よくある近所のお祭りに、お揃いの仁平を緩く羽織ったシェゾと一緒に来ていた。二人して前髪をピンで上げ、金魚すくいをしては子供のように笑い合い、打ち上がる花火を見ては感嘆の声を漏らしたりと、とても幸せな時間を過ごしていた。
屋台に並んだ風鈴が、チリンと涼しげに鳴る。季節を感じさせてくれるそれに目を奪われ、林檎飴を舐めながらしばらく佇んでいたら、シェゾが団扇をパタパタと扇ぎながら屈んだ。
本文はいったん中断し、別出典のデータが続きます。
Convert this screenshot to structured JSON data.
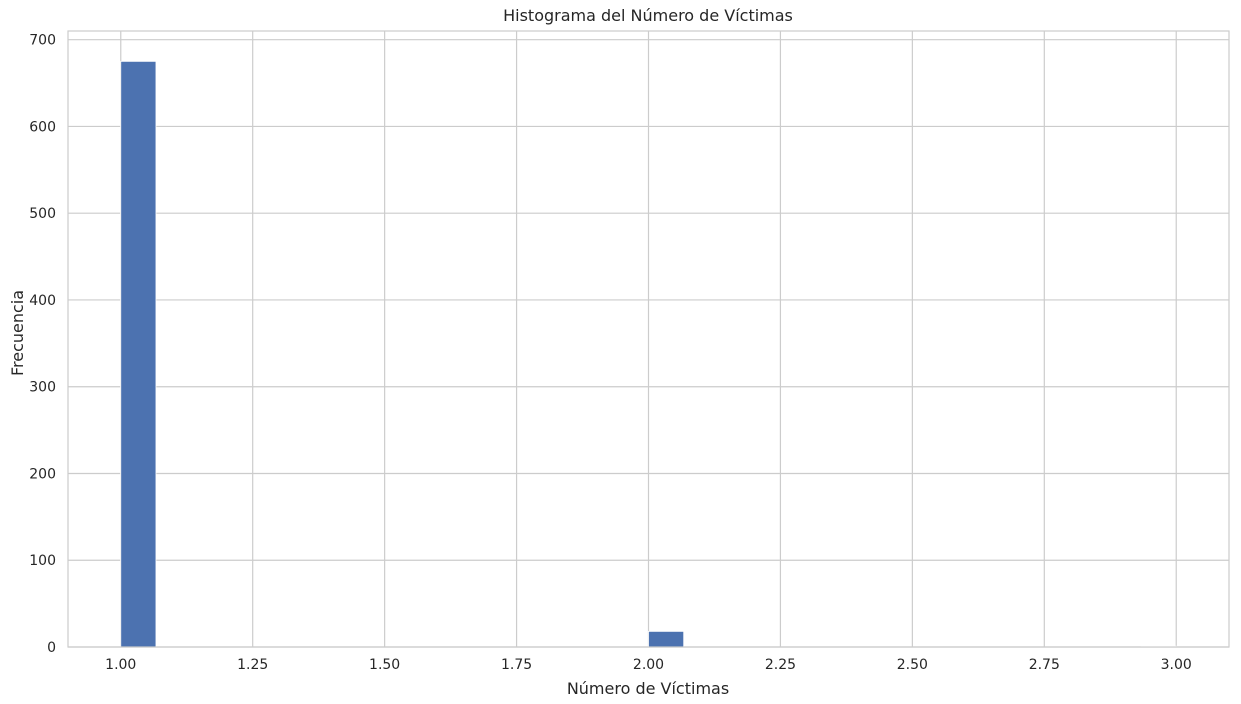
{
  "chart_data": {
    "type": "bar",
    "title": "Histograma del Número de Víctimas",
    "xlabel": "Número de Víctimas",
    "ylabel": "Frecuencia",
    "xlim": [
      0.9,
      3.1
    ],
    "ylim": [
      0,
      710
    ],
    "bin_width": 0.0667,
    "bins": [
      {
        "x_start": 1.0,
        "x_end": 1.0667,
        "count": 675
      },
      {
        "x_start": 2.0,
        "x_end": 2.0667,
        "count": 18
      },
      {
        "x_start": 2.9333,
        "x_end": 3.0,
        "count": 1
      }
    ],
    "x_ticks": [
      1.0,
      1.25,
      1.5,
      1.75,
      2.0,
      2.25,
      2.5,
      2.75,
      3.0
    ],
    "x_tick_labels": [
      "1.00",
      "1.25",
      "1.50",
      "1.75",
      "2.00",
      "2.25",
      "2.50",
      "2.75",
      "3.00"
    ],
    "y_ticks": [
      0,
      100,
      200,
      300,
      400,
      500,
      600,
      700
    ],
    "y_tick_labels": [
      "0",
      "100",
      "200",
      "300",
      "400",
      "500",
      "600",
      "700"
    ],
    "grid": true,
    "colors": {
      "bar": "#4c72b0",
      "grid": "#cccccc",
      "frame": "#cccccc",
      "text": "#262626"
    }
  }
}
どうしたのかなあ、と思い彼を見ると、割れた風鈴のカケラを集めていた。誰かがぶつかって落としたのか、風の力で落ちたのか。僕も屈んで、シェゾの顔を見る。風鈴を売っているおじさんに拾い集めたカケラを手渡す横顔は、彼が割った訳ではないのに自嘲気味な笑顔を浮かべていた。
僕は静かに林檎飴を舐めて、つい視線を地面に落とした。彼は、異常なほどに「破壊」を拒む。それは、自分であっても僕であっても、はたまた関係の無い他人でも同じことで。なのに――なのに、自分ひとりで苦しみが去るのを待つんだ。僕が、そばに居るのに。こんなに、近くに居るのに。彼なりの不器用な優しさだって、そんなことわかってる。けど、僕だって何も出来ないことがツライんだ。もっと頼って欲しいのになあ。


「……風鈴、買うか?」

「……うん」

「おじさん、風鈴ひとつ」


風鈴を売るおじさんは、人懐っこい笑顔で「好きなの持ってけ」と言った。薄い、ブルーの風鈴。僕これがいいな、と紐を外して、おじさんからもらった箱に大切に大切にしまう。彼みたいな綺麗な風鈴。箱にぶつかって響きを失い、カツンカツンと質素な音を鳴らした。
シェゾの手の下で、金魚がユラリと揺れる。うらやましいなあ、なんて少しだけ思ってしまった。林檎飴がパキンと割れ、あまりおいしくない林檎が顔を出す。さくり、と口に含んだけど苦いだけだった。甘い飴のあとの林檎だから、余計に。